Cytoplasmic linker protein 170 (CLIP-170) is a microtubule plus-end factor that links vesicles to microtubules and recruits the dynein-dynactin complex to microtubule plus ends. CLIP-170 plus-end localization is end binding 1 (EB1)-dependent. CLIP-170 contains two N-terminal cytoskeleton-associated protein glycine-rich (CAP-Gly) domains flanked by serine-rich regions. The CAP-Gly domains are known EB1-binding domains, and the serine-rich regions have also been implicated in CLIP-170's microtubule plus-end localization mechanism. However, the determinants in these serine-rich regions have not been identified. Here we elucidated multiple EB1-binding modules in the CLIP-170 N-terminal region. Using isothermal titration calorimetry and size-exclusion chromatography, we mapped and biophysically characterized these EB1-binding modules, including the two CAP-Gly domains, a bridging SXIP motif, and a unique array of divergent SXIP-like motifs located N-terminally to the first CAP-Gly domain.
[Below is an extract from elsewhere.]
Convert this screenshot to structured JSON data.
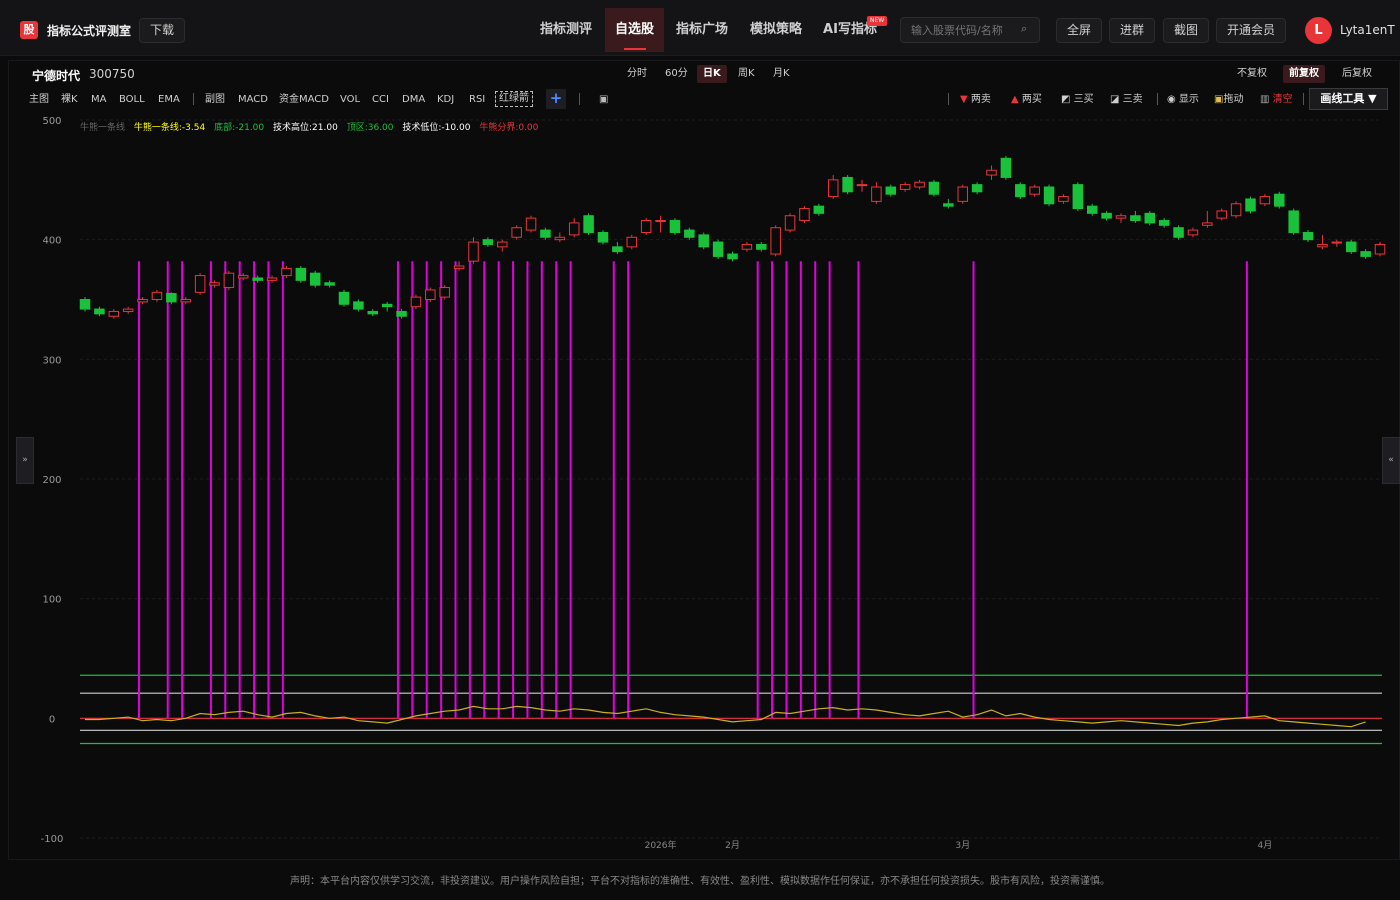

We found that, unlike the EB1-binding mode of the CAP-Gly domain in the dynactin-associated protein p150Glued, which dually engages the EB1 C-terminal EEY motif as well as the EB homology domain and sterically occludes SXIP motif binding, the CLIP-170 CAP-Gly domains engage only the EEY motif, enabling the flanking SXIP and SXIP-like motifs to bind the EB homology domain. These multivalent EB1-binding modules provided avidity to the CLIP-170-EB1 interaction, likely clarifying why CLIP-170 preferentially binds EB1 rather than the α-tubulin C-terminal EEY motif. Our finding that CLIP-170 has multiple non-CAP-Gly EB1-binding modules may explain why autoinhibition of CLIP-170 GAP-Gly domains does not fully abrogate its microtubule plus-end localization. This work expands our understanding of EB1-binding motifs and their multivalent networks.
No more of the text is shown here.